A nickel–metal hydride battery is a type of rechargeable battery. The chemical reaction at the positive electrode is similar to that of the older nickel–cadmium cell, with both using nickel oxide hydroxide, NiO. However, the negative electrodes use a hydrogen-absorbing alloy instead of cadmium. NiMH batteries typically have two to three times the capacity of NiCd batteries of the same size, with significantly higher energy density, although only about half that of lithium-ion batteries. NiMH batteries have almost entirely replaced NiCd.

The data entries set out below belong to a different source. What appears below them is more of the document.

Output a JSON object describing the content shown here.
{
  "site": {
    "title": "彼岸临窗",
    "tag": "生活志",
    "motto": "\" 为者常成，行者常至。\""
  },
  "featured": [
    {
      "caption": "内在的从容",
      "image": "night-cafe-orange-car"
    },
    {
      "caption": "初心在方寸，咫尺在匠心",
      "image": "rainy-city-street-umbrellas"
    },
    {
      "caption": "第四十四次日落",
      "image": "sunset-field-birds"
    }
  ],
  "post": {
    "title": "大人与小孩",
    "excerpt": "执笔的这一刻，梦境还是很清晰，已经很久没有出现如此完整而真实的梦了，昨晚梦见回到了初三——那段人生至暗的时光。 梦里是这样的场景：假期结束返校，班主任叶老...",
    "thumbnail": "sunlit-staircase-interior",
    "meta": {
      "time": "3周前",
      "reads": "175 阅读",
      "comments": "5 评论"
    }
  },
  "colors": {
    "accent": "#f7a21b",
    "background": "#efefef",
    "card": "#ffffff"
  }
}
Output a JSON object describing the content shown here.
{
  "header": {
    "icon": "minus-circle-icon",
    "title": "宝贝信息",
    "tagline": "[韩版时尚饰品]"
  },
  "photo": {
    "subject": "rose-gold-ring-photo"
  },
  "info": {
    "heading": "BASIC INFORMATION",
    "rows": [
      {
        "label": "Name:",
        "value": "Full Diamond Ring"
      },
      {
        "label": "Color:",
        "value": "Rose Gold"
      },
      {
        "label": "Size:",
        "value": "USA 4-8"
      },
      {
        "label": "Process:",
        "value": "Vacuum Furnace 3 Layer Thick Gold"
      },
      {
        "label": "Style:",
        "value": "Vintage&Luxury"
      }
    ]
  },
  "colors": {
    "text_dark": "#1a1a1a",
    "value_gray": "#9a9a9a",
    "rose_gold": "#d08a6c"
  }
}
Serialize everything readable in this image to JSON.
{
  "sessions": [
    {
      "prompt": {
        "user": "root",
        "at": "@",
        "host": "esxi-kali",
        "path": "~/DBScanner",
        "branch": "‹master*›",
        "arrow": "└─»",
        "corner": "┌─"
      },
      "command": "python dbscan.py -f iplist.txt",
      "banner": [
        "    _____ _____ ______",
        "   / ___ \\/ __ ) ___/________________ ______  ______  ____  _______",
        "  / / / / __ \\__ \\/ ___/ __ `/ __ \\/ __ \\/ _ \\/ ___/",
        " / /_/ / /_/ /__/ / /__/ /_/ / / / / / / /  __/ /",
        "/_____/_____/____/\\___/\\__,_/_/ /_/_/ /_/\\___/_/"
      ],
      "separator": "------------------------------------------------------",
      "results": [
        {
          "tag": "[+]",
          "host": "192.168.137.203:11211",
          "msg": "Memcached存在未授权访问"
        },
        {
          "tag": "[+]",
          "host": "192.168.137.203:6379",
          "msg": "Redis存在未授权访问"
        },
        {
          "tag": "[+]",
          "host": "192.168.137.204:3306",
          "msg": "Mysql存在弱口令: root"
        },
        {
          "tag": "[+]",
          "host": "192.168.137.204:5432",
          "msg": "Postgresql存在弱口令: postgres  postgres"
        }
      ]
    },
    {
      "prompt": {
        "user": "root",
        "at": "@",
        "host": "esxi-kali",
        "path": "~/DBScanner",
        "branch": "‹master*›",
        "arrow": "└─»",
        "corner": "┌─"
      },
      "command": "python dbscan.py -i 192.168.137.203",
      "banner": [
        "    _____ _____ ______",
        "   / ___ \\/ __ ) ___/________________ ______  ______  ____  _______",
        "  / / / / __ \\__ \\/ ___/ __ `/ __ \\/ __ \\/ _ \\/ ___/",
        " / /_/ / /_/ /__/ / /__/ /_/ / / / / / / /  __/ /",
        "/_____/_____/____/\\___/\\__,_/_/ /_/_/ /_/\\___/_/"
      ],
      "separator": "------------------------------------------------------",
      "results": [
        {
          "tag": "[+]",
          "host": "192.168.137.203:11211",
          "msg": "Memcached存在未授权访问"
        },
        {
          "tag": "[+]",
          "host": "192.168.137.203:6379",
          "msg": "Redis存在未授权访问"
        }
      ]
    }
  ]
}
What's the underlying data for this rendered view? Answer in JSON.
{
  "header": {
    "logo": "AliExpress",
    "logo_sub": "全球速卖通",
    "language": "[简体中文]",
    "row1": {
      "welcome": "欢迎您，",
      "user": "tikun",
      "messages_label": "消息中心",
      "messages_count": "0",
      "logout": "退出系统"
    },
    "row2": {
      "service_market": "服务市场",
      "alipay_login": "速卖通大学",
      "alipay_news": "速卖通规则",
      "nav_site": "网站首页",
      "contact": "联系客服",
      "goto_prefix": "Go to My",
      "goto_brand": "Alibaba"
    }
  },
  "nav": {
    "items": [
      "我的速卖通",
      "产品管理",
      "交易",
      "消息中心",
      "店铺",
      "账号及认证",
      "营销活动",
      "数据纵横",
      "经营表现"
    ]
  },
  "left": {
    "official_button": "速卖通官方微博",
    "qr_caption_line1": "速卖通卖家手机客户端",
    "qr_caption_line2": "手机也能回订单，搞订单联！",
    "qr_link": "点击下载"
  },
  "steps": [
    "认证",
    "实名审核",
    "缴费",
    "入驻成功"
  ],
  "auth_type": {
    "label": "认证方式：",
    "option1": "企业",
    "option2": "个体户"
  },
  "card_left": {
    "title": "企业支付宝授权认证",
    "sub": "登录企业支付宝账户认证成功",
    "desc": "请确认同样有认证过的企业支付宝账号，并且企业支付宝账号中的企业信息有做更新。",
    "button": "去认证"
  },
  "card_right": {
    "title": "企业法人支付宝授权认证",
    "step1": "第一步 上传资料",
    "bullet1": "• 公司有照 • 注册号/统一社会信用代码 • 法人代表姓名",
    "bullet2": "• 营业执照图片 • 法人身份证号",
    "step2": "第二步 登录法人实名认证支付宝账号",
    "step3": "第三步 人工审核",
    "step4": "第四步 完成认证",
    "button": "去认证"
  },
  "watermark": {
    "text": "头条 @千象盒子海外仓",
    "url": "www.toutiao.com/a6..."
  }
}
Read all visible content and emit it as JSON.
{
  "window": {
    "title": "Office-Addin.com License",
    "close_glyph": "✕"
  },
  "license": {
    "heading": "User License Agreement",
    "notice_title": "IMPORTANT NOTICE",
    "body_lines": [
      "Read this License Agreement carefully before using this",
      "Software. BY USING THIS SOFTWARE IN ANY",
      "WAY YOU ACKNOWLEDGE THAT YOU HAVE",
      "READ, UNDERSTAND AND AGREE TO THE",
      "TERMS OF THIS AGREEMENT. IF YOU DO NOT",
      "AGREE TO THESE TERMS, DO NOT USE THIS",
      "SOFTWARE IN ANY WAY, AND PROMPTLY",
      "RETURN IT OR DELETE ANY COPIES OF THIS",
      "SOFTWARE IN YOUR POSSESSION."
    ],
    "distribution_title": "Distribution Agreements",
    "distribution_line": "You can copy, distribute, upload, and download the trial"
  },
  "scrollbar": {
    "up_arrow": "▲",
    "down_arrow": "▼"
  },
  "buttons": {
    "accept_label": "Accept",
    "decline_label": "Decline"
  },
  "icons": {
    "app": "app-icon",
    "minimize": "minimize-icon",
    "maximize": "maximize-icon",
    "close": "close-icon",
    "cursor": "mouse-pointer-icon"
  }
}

These batteries are typically used as a substitute for similarly shaped non-rechargeable alkaline and other primary batteries. They provide a cell voltage of about 1.2V while fresh alkaline cells provide 1.5V; however devices designed for alkaline batteries operate until cell voltage gradually drops to around 1.0V, while the voltage of a fully-charged NiMH cell drops more slowly, giving good endurance for a 1.0V end point. NiMH batteries are less prone to leaking corrosive electrolyte than primary batteries.

History

Work on NiMH batteries began at the Battelle-Geneva Research Center following the technology's invention in 1967. It was based on sintered Ti₂Ni+TiNi+x alloys and NiOOH electrodes. Development was sponsored over nearly two decades by Daimler-Benz and by Volkswagen AG within Deutsche Automobilgesellschaft, now a subsidiary of Daimler AG. The batteries' specific energy reached 50 W·h/kg, specific power up to 1000 W/kg and a life of 500 charge cycles. Patent applications were filed in European countries, the United States, and Japan. The patents transferred to Daimler-Benz.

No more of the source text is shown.